I'm all for gay rights. I'm also a very strong willed, independent woman, and like most semi-educated people, I believe in the theory of evolution. I'm also a Christian.
By no means am I a model Christian, and of course I have a great deal of qualms with my chosen faith. Any organized religion is inevitably going to run into issues. When I hear of extremist, hate-based "Christian" groups, I'm embarrassed and saddened by their total misunderstanding of the God they claim to worship.
And while I realize it's not my place to step on others' faith, I do think it's ridiculous the Catholic Church still doesn't value women as equals. I also abhor many of the Bible-thumping "Christians" I grew up with, who project a holier-than-thou façade but, to be blunt, were some of the bitchiest, judgmental people I've ever encountered. The "Christian faith" I consider myself a part of isn't any strict denomination following any rigid guidelines. I legitimately believe there's a greater power that created us and loves us, and he (or she) wants us to love and support one another in this life.
When Sue Sylvester logically explained why she lost her faith in God, I understood. She told Ms. Pillsbury that she wasn't on board with, "telling someone how to believe in God, and if they don't accept it, no matter how openhearted or honest their descent, they're going to hell." She made sense, continuing, "Well, that doesn't sound very Christian, does it?"
Personally I believe I'm a Christian because I was raised in a Christian home. Had I been born into a Jewish or a Muslim or an atheist family, I'd probably be one of those faiths. Regardless of who I prayed to or what I believed for the afterlife, I hope I would've tried to be a good person. Sue was completely right. It's "arrogant" to assume my faith is the only mindset that's going to get someone to an ethereal eternity. The Christian in me tells me that God created us all and loves the quirks and differences that make us unique.
Kurt's coming-out as a young gay man has made for heartfelt, honest television. His father and his peers were, indeed, surprised, but adjusted beautifully. And we saw, as this happened, how much happier and more confident Kurt became once he was comfortable not hiding his sexuality.
So when Kurt said he felt like a cruel God had created him flawed in some way, my heart broke. "I think God is kind of like Santa Claus for adults. Otherwise, God's kind of a jerk, isn't he?" he asked his peers, tears running down his face. "When he makes me gay, and then has his followers going around telling me it's something that I chose, as if someone would choose to be mocked every single day of their life!"

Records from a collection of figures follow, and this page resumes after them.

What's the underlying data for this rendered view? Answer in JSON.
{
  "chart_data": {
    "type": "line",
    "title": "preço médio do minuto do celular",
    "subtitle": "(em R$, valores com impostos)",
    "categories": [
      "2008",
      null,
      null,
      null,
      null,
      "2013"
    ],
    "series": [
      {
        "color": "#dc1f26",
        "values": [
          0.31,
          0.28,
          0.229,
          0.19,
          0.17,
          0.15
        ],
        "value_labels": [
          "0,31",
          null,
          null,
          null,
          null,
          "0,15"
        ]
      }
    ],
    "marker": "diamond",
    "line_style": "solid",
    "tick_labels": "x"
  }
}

The God I believe in did make Kurt gay, just like he made me 5'8" and fair-skinned. Sexual orientation isn't a choice. Even if were, why would any kindhearted person dissuade another from living their life in a way that, while causing no harm, made them happy? No Christian with love in their heart will tell anyone that any God-given, inherent part of who they are is wrong.
The bullying and recent suicides of young LGBT teens across the country are devastating. High school is hell to begin with, but it's even worse when our nation's leaders still promote legislation that discriminates against gays. I hope "Grilled Cheesus" starts a discussion about religion and homosexuality. Everyone should have respect and tolerance for their fellow man, but those of us who profess to be Christian need to jump start this equal rights movement. If we say we believe in doing good things and loving one another, we need to pave the way so that no Kurt, or teen like him, feels defective or immoral because of the way our God created them.